Mozart indique de faire une cadence à la fin du premier mouvement, mais aucune cadence de sa main ne nous est parvenue. Anda, Barenboïm, Brendel, Engel, Gulda, Kuerti, pour ne nommer que ceux-là (et par ordre alphabétique), y jouent leur propre cadence. M. Ax a joué, sans l'identifier, la cadence de Brendel. Au mouvement lent, il a ornementé le discours, comme cela se fait couramment. Bref, une totale réussite où l'attentif Nagano et l'orchestre ont aussi leur part.

Le début du concert découvre une scène presque vide: sept musiciens seulement, dont un percussionniste au milieu d'une panoplie d'instruments, plus deux «chanteuses de gorge» qui, debout et face à face, émettent une infinie variété de bruits de bouche.

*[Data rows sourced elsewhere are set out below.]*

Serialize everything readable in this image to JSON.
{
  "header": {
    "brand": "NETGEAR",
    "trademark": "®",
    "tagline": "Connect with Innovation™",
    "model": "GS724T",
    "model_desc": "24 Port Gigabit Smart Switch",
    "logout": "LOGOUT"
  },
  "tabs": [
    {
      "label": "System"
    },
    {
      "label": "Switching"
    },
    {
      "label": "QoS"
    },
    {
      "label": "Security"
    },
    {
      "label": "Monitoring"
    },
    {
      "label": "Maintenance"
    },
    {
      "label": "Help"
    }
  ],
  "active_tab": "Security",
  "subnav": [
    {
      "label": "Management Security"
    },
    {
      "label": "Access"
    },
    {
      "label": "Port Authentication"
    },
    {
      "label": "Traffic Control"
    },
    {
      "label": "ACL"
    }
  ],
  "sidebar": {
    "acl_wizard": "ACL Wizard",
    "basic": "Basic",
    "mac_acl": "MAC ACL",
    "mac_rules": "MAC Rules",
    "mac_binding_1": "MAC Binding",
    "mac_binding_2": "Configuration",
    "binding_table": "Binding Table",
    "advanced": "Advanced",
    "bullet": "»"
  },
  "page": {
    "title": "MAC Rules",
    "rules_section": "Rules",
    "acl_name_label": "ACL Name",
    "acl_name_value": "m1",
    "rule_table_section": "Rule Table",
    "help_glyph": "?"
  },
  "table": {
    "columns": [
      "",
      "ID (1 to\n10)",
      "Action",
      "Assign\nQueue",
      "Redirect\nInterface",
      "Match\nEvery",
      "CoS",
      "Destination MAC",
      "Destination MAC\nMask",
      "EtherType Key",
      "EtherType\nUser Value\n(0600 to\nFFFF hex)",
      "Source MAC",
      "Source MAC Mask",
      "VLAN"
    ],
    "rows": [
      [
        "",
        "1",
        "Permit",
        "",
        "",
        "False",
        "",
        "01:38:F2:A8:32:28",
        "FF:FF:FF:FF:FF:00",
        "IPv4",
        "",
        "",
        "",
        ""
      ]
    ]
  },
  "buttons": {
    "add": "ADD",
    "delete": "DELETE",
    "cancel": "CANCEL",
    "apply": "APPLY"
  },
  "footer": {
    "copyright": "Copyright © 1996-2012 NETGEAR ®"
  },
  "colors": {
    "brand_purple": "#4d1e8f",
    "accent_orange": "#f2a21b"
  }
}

Ce tableau évocateur des traditions inuits est signé Alexina Louie et dure 21 minutes. Interviewées sur scène par Kelly Rice, les deux chanteuses sont, dans le genre, des virtuoses. Côté instrumental, cela est coloré, tantôt sous-Stravinsky, tantôt minimaliste. Mais on ne voit pas ce que ce divertissement vient faire dans un concert de musique symphonique.

Nagano fait la troisième Symphonie de Brahms avec la reprise au premier mouvement et y totalise 43 minutes. À son habitude, il soigne les détails et souligne certains éléments au détriment d'autres. Par exemple, au mouvement lent, il entoure l'entrée du deuxième thème d'une sorte de mystère, alors qu'au mouvement suivant, le très beau thème confié aux violoncelles ne chante absolument pas. Sans intérêt, finalement, ce Brahms.

On a beaucoup parlé au micro lors de ce concert. Et pourtant, pas un mot d'hommage au père Fernand Lindsay, qui avait invité l'OSM à la création du Festival de Lanaudière, il y a plus de 30 ans.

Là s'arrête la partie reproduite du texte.